As I say, I wrongly took it for granted on the last occasion that I was recognised as being an enthusiastic supporter of the Channel Tunnel. This is one of the most exciting projects that I have had anything to do with, in the smallest connection, during the last few years. It was probably a similar lack of knowledge which prevented any member of the committee from being invited to the signing of the treaty some weeks ago.

It is nearly 17 years since I first became concerned with this project and entered the Ministry of Transport to discuss it. I spent a great deal of time trying to help the professionals—of which I am not one—both engineers and financiers. I do not believe that any project has been so well researched, under both Governments, as this one. One hears it suggested that the Government should consider the construction of a bridge, or something like that. I believe that all the various suggestions have been considered in the greatest detail and that we have now come to the point at which we must make up our minds either to go ahead or not to do so.

I repeat, as I did last time, in case there is any doubt, that I have no commercial interest in, or technical knowledge about, the Channel Tunnel, but if I could scrape up a mite or two I might invest it here, because if someone puts money into a project he is much more likely to press on with getting it into a profitable state than might otherwise be the case. I should be prepared to do that to back my belief in the value of a Channel Tunnel.

Historians will have to search the records to find why there has been this long delay in recent years. It has been increasingly apparent, even to laymen, that this project is technically possible, economically viable and necessary, and here one comes to the oil crisis which underlines the need, long felt by many people, for a high-speed link between the Midlands of this country and the middle of Europe, and that link can be powered by two nuclear power stations.

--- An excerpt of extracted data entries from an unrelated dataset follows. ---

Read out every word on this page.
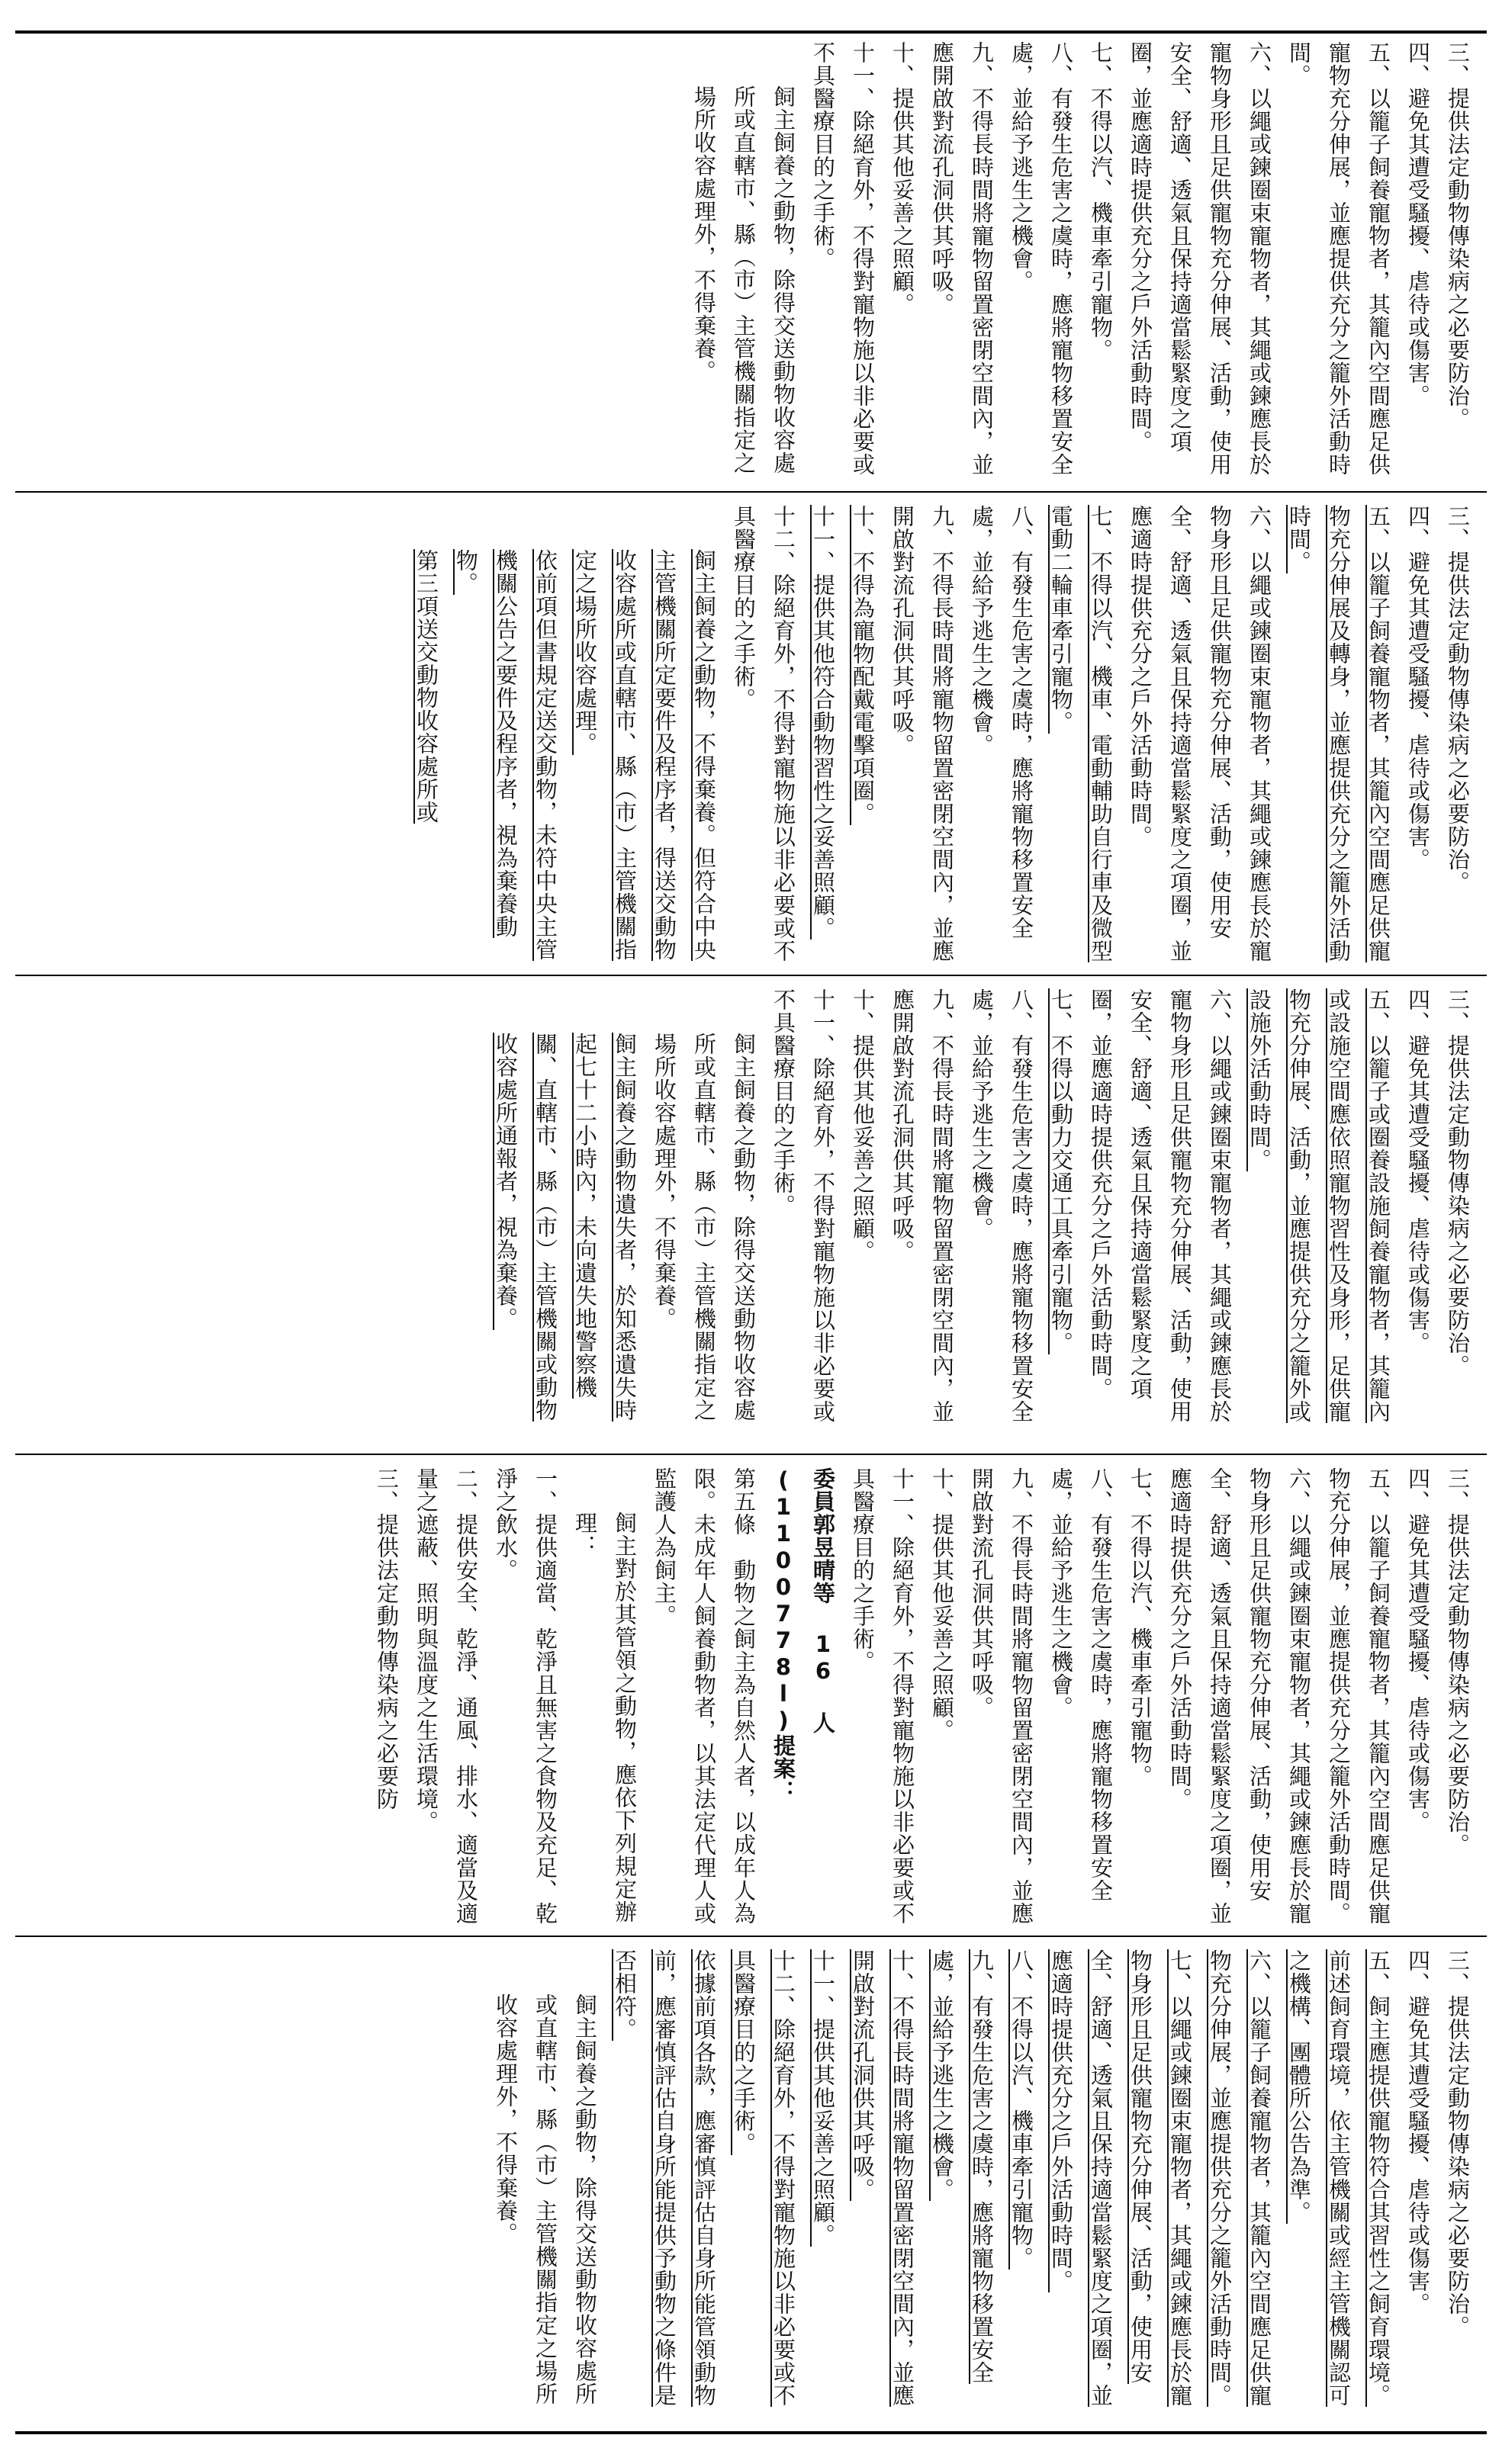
三、提供法定動物傳染病之必要防治。

四、避免其遭受騷擾、虐待或傷害。

五、以籠子飼養寵物者，其籠內空間應足供寵物充分伸展，並應提供充分之籠外活動時間。

六、以繩或鍊圈束寵物者，其繩或鍊應長於寵物身形且足供寵物充分伸展、活動，使用安全、舒適、透氣且保持適當鬆緊度之項圈，並應適時提供充分之戶外活動時間。

七、不得以汽、機車牽引寵物。

八、有發生危害之虞時，應將寵物移置安全處，並給予逃生之機會。

九、不得長時間將寵物留置密閉空間內，並應開啟對流孔洞供其呼吸。

十、提供其他妥善之照顧。

十一、除絕育外，不得對寵物施以非必要或不具醫療目的之手術。

飼主飼養之動物，除得交送動物收容處所或直轄市、縣（市）主管機關指定之場所收容處理外，不得棄養。

三、提供法定動物傳染病之必要防治。

四、避免其遭受騷擾、虐待或傷害。

五、以籠子飼養寵物者，其籠內空間應足供寵物充分伸展及轉身，並應提供充分之籠外活動時間。

六、以繩或鍊圈束寵物者，其繩或鍊應長於寵物身形且足供寵物充分伸展、活動，使用安全、舒適、透氣且保持適當鬆緊度之項圈，並應適時提供充分之戶外活動時間。

七、不得以汽、機車、電動輔助自行車及微型電動二輪車牽引寵物。

八、有發生危害之虞時，應將寵物移置安全處，並給予逃生之機會。

九、不得長時間將寵物留置密閉空間內，並應開啟對流孔洞供其呼吸。

十、不得為寵物配戴電擊項圈。

十一、提供其他符合動物習性之妥善照顧。

十二、除絕育外，不得對寵物施以非必要或不具醫療目的之手術。

飼主飼養之動物，不得棄養。但符合中央主管機關所定要件及程序者，得送交動物收容處所或直轄市、縣（市）主管機關指定之場所收容處理。

依前項但書規定送交動物，未符中央主管機關公告之要件及程序者，視為棄養動物。

第三項送交動物收容處所或

三、提供法定動物傳染病之必要防治。

四、避免其遭受騷擾、虐待或傷害。

五、以籠子或圈養設施飼養寵物者，其籠內或設施空間應依照寵物習性及身形，足供寵物充分伸展、活動，並應提供充分之籠外或設施外活動時間。

六、以繩或鍊圈束寵物者，其繩或鍊應長於寵物身形且足供寵物充分伸展、活動，使用安全、舒適、透氣且保持適當鬆緊度之項圈，並應適時提供充分之戶外活動時間。

七、不得以動力交通工具牽引寵物。

八、有發生危害之虞時，應將寵物移置安全處，並給予逃生之機會。

九、不得長時間將寵物留置密閉空間內，並應開啟對流孔洞供其呼吸。

十、提供其他妥善之照顧。

十一、除絕育外，不得對寵物施以非必要或不具醫療目的之手術。

飼主飼養之動物，除得交送動物收容處所或直轄市、縣（市）主管機關指定之場所收容處理外，不得棄養。

飼主飼養之動物遺失者，於知悉遺失時起七十二小時內，未向遺失地警察機關、直轄市、縣（市）主管機關或動物收容處所通報者，視為棄養。

三、提供法定動物傳染病之必要防治。

四、避免其遭受騷擾、虐待或傷害。

五、以籠子飼養寵物者，其籠內空間應足供寵物充分伸展，並應提供充分之籠外活動時間。

六、以繩或鍊圈束寵物者，其繩或鍊應長於寵物身形且足供寵物充分伸展、活動，使用安全、舒適、透氣且保持適當鬆緊度之項圈，並應適時提供充分之戶外活動時間。

七、不得以汽、機車牽引寵物。

八、有發生危害之虞時，應將寵物移置安全處，並給予逃生之機會。

九、不得長時間將寵物留置密閉空間內，並應開啟對流孔洞供其呼吸。

十、提供其他妥善之照顧。

十一、除絕育外，不得對寵物施以非必要或不具醫療目的之手術。

委員郭昱晴等 16 人(1100778l)提案：

第五條　動物之飼主為自然人者，以成年人為限。未成年人飼養動物者，以其法定代理人或監護人為飼主。

飼主對於其管領之動物，應依下列規定辦理：

一、提供適當、乾淨且無害之食物及充足、乾淨之飲水。

二、提供安全、乾淨、通風、排水、適當及適量之遮蔽、照明與溫度之生活環境。

三、提供法定動物傳染病之必要防

三、提供法定動物傳染病之必要防治。

四、避免其遭受騷擾、虐待或傷害。

五、飼主應提供寵物符合其習性之飼育環境。前述飼育環境，依主管機關或經主管機關認可之機構、團體所公告為準。

六、以籠子飼養寵物者，其籠內空間應足供寵物充分伸展，並應提供充分之籠外活動時間。

七、以繩或鍊圈束寵物者，其繩或鍊應長於寵物身形且足供寵物充分伸展、活動，使用安全、舒適、透氣且保持適當鬆緊度之項圈，並應適時提供充分之戶外活動時間。

八、不得以汽、機車牽引寵物。

九、有發生危害之虞時，應將寵物移置安全處，並給予逃生之機會。

十、不得長時間將寵物留置密閉空間內，並應開啟對流孔洞供其呼吸。

十一、提供其他妥善之照顧。

十二、除絕育外，不得對寵物施以非必要或不具醫療目的之手術。

依據前項各款，應審慎評估自身所能管領動物前，應審慎評估自身所能提供予動物之條件是否相符。

飼主飼養之動物，除得交送動物收容處所或直轄市、縣（市）主管機關指定之場所收容處理外，不得棄養。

The link will not be just from London to the South-East. So much of the debate in the House has centred around points affecting the South-East: sometimes those who live in other areas think that the problems of the South-East take up a disproportionate amount of time of the House.

About eighteen months ago I helped in an extremely good television programme in the Midlands on this project. I produced some of the background detail, the company worked out the programme and it gave rise to a great deal of interest in the area. It was regarded largely as a means for getting to London and on to Calais rather more quickly than is possible now. There is a great deal of interest in this project in the provinces.

British Railways were unable openly to support this project until the Government had made up their mind whether to go ahead with it. That was understandable, but now that the decision has been taken I hope that British Railways will consider some of the matters that have been suggested.

The project is even more attractive to those who come from the Midlands, from Sheffield, which was my ancestral part of the world many centuries ago, from the North and from Wales. It provides the opportunity for through passenger and freight traffic. There seems to be some magic in the figure of 170 miles. Up to that distance it is better to send freight by road but beyond that it is better to send it by rail. If that is accepted, the existence of a fixed link in the tunnel will enormously increase the capability of the British rail system; while considerable developments are taking place in the rail system on the Continent, with trans-European expresses, freight trains, and so on.

High speed is important, but I do not believe that it is as important as through overnight services. If after work one day somebody can load freight or put himself on a train at Edinburgh and be in Western Europe at breakfast time the following morning, the future will provide great benefits for both passengers and freight.